Plans by the European Commission to compensate aluminium smelters for much of their carbon costs are unlikely to halt a terminal decline in the region, though they could help energy-efficient smelters better take on low-cost competitors in Asia.
The European Commission plans to allow member states, from next year, to grant the most energy efficient smelters in Europe state aid to cover up to 85 percent of the indirect carbon costs embedded in European electricty prices.
Less efficient smelters will receive less aid and the aid will drop down to 75 percent by 2020.
Carbon costs embedded in electricity prices - a result of the EU Emissions Trading Scheme - are acute for the aluminium industry, where power accounts for 30-40 percent of production costs.
They are also a concern for the Commission, which is worried that carbon costs could drive energy efficient smelters out of Europe, causing global emissions to rise as less efficient smelters continue operating in Asia.
The phenomenon is known as "carbon leakage" and the Commision's state aid plans are specifically designed to tackle this risk, which could make its environmental policies self-defeating.
But state aid can not stop the growing tide of new investment in Asia and the Middle East, where energy is cheaper irrespective of environmental policies, where labour and raw material costs are lower, and where demand growth is higher.

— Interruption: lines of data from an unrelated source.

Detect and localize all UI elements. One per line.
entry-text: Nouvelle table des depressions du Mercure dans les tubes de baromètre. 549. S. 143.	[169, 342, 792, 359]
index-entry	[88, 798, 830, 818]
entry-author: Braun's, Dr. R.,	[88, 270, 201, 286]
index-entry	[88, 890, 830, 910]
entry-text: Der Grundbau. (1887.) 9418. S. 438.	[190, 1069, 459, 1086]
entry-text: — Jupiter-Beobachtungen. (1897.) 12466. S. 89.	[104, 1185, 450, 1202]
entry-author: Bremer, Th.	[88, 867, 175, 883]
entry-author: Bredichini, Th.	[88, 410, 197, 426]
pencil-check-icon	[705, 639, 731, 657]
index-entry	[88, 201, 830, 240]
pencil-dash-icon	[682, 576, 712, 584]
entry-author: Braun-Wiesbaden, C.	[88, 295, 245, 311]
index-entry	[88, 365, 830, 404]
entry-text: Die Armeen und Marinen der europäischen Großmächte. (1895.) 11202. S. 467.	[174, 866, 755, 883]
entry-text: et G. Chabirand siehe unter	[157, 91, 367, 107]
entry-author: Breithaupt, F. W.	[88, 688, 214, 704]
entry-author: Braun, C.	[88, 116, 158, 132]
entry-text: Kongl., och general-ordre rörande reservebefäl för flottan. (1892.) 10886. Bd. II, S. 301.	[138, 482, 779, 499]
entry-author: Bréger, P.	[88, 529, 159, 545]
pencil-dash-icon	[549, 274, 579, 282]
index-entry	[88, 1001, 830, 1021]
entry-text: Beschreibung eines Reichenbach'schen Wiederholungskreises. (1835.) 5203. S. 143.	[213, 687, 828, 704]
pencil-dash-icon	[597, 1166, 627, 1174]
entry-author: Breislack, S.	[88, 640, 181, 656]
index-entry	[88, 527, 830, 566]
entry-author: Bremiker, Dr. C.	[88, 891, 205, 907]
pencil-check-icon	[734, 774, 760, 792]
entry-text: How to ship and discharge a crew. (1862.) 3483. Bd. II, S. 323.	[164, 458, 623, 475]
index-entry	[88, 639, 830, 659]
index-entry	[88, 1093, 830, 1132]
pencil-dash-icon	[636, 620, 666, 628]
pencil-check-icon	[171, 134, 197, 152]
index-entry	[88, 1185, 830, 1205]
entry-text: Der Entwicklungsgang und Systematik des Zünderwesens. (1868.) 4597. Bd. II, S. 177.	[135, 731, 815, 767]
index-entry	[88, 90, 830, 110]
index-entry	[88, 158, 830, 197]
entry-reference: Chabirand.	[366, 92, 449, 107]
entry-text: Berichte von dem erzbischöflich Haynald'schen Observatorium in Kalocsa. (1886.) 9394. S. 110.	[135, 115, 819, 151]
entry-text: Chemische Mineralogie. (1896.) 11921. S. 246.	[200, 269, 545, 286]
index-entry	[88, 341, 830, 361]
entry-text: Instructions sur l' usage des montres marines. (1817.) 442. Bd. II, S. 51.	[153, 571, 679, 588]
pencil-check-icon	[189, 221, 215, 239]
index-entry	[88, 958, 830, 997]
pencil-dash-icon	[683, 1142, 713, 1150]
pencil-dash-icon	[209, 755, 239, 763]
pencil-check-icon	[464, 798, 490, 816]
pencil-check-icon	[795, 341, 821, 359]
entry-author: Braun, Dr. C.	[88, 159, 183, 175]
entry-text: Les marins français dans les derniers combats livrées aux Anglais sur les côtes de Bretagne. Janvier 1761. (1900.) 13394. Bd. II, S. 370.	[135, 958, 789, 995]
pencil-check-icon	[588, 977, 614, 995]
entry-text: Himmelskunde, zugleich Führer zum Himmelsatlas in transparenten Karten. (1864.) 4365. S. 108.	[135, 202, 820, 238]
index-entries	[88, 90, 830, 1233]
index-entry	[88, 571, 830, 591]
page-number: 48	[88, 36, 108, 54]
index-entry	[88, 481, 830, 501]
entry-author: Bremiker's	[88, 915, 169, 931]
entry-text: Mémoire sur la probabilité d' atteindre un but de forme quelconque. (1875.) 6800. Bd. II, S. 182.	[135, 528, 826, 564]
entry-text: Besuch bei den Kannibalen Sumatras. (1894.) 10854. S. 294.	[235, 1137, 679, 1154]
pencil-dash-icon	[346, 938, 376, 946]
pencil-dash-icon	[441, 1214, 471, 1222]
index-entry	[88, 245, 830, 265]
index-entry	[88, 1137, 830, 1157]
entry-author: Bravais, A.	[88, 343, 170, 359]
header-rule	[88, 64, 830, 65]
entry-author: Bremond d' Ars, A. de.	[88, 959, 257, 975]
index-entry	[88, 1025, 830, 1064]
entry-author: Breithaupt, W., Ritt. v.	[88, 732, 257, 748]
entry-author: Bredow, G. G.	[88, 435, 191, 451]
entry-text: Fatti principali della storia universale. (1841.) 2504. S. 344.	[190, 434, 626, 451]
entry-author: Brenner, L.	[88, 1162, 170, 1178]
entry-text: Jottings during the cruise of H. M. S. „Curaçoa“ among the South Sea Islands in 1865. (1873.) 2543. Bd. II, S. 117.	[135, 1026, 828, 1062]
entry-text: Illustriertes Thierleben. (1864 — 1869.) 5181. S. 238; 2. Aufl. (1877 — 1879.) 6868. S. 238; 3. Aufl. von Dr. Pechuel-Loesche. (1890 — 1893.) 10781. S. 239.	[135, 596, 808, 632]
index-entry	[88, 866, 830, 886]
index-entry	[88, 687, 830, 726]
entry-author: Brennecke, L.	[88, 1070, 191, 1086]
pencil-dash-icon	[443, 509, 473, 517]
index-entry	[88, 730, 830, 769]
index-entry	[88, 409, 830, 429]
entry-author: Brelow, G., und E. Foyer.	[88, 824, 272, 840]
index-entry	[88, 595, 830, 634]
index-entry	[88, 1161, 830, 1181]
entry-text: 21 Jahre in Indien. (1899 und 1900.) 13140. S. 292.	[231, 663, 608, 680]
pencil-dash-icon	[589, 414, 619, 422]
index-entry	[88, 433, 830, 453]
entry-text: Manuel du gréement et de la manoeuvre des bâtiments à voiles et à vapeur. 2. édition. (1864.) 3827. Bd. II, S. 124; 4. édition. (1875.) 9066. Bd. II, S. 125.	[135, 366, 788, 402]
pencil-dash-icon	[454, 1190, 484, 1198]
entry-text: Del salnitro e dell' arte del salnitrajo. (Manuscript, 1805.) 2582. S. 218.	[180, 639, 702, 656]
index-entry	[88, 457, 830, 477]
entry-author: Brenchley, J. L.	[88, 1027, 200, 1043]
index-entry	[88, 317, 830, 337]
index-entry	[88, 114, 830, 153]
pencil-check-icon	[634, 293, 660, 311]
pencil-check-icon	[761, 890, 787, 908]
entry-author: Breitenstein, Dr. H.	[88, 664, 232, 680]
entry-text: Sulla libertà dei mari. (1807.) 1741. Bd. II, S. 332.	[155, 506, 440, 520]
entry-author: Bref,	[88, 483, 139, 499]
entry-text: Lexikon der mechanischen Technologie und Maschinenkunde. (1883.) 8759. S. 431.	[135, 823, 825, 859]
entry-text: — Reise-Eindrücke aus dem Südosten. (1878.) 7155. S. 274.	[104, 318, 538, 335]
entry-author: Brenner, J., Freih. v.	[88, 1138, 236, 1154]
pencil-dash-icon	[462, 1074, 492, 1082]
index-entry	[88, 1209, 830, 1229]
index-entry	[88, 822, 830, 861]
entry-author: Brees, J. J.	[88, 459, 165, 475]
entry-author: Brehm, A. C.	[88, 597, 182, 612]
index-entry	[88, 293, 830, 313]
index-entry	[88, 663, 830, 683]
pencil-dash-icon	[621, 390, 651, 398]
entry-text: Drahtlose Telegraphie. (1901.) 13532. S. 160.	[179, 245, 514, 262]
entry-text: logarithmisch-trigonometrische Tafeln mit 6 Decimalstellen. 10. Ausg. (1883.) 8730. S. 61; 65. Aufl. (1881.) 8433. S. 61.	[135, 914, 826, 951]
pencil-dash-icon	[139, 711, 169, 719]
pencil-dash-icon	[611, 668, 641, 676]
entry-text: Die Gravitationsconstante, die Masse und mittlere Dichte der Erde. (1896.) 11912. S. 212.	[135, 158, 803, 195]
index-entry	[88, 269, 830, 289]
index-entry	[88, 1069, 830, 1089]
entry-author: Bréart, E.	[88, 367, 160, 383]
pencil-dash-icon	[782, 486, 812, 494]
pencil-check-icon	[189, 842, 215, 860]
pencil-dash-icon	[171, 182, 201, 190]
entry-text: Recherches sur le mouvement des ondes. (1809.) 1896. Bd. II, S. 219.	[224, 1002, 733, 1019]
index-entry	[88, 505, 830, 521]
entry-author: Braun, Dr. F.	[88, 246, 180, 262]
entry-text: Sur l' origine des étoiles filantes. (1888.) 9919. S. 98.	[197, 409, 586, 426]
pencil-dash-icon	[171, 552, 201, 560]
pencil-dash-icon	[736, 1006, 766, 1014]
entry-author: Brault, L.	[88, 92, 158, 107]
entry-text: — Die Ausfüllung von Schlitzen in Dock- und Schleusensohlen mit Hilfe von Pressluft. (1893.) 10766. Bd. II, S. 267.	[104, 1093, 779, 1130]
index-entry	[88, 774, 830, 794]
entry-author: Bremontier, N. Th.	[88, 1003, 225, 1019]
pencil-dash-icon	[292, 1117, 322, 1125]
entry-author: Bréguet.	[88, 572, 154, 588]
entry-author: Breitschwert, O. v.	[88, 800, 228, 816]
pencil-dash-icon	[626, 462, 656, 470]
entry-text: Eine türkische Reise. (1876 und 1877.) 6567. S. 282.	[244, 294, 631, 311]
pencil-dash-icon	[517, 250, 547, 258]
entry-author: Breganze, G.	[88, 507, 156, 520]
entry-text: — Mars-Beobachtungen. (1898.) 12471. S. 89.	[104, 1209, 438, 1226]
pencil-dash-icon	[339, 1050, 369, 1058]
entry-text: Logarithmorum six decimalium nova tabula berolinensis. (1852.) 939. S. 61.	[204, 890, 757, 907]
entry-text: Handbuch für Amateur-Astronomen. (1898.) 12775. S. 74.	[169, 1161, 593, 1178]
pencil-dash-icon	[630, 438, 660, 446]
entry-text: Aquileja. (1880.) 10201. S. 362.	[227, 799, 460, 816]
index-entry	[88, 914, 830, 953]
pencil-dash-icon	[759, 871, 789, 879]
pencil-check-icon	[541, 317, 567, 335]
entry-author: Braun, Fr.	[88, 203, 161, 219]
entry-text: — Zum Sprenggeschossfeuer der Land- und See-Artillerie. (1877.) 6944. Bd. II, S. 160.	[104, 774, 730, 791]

"Downsizing of the aluminium industry in Europe is what you would expect," said Christian Engenhofer, head of the Energy and Climate programme at influential think tank the Centre for European Policy Studies.
"What state aid guidelines can do is keep efficient installations running in Europe. If they close down inefficient installations well that is actually good for the environment."
A SLOW PROCESS
Europe's aluminium industry contests the view that only inefficient smelters will close down. It notes that the state aid guidelines are, in their current form, capped in many ways and would put even the most efficient smelters in Europe at a competitive disadvantage.
"Some member states have proposed to prohibit any compensation if the price for a tonne CO2 is below 15 euros. This would result in zero compensation in years to come," said Oliver Bell, president of metals lobby group Eurometeaux.
Eurometeaux is lobbying the European Commission to grant the most energy efficient smelters in Europe state aid to cover 100 percent of their indirect carbon costs, saying without this carbon leakage will occur.
"Carbon leakage is a slow process. Industries that are exposed may continue operations, but investment will stop and smelters would gradually be phased out," said Bell.
There is however evidence that Europe's aluminium sector is in terminal decline for reasons that go beyond carbon prices, and that policy makers should focus on how not to accelerate this decline unnecessarily.
A report from carbon investor CDC Climat, found no evidence that that the EU ETS has caused carbon leakage in the aluminium sector over the past 6.5 years.
The findings match those of the International Energy Agency in 2008. The two reports are the only ones of their kind to specifically address the effects of EU carbon taxes on the aluminium industry.
Oliver Sartor, author of the CDC Climat report, cautions that it is possible that evidence of carbon leakage is not visible yet, but he remains sceptical that state aid of 100 percent versus 85 percent would save the sector.
"It seems unlikely to me that an otherwise profitable smelter would shut down because of indirect CO2 costs, while expecting it was going to be compensated for a large proportion of those costs from 2013 onwards," said Sartor.
And perhaps of more concern for the aluminium industry are comments from the European Commission indicating it is unlikely to extend carbon tax relief for the sector when it makes its final decision on aid next month.
"100 percent compensation may severely impact the signal given by the EU ETS to invest in energy efficiency," said Cristina Arigho, former European Commission spokeswoman for competition.
"State aid distorts competition, may lead to subsidy races and is not a viable solution in the long run to assure economic growth."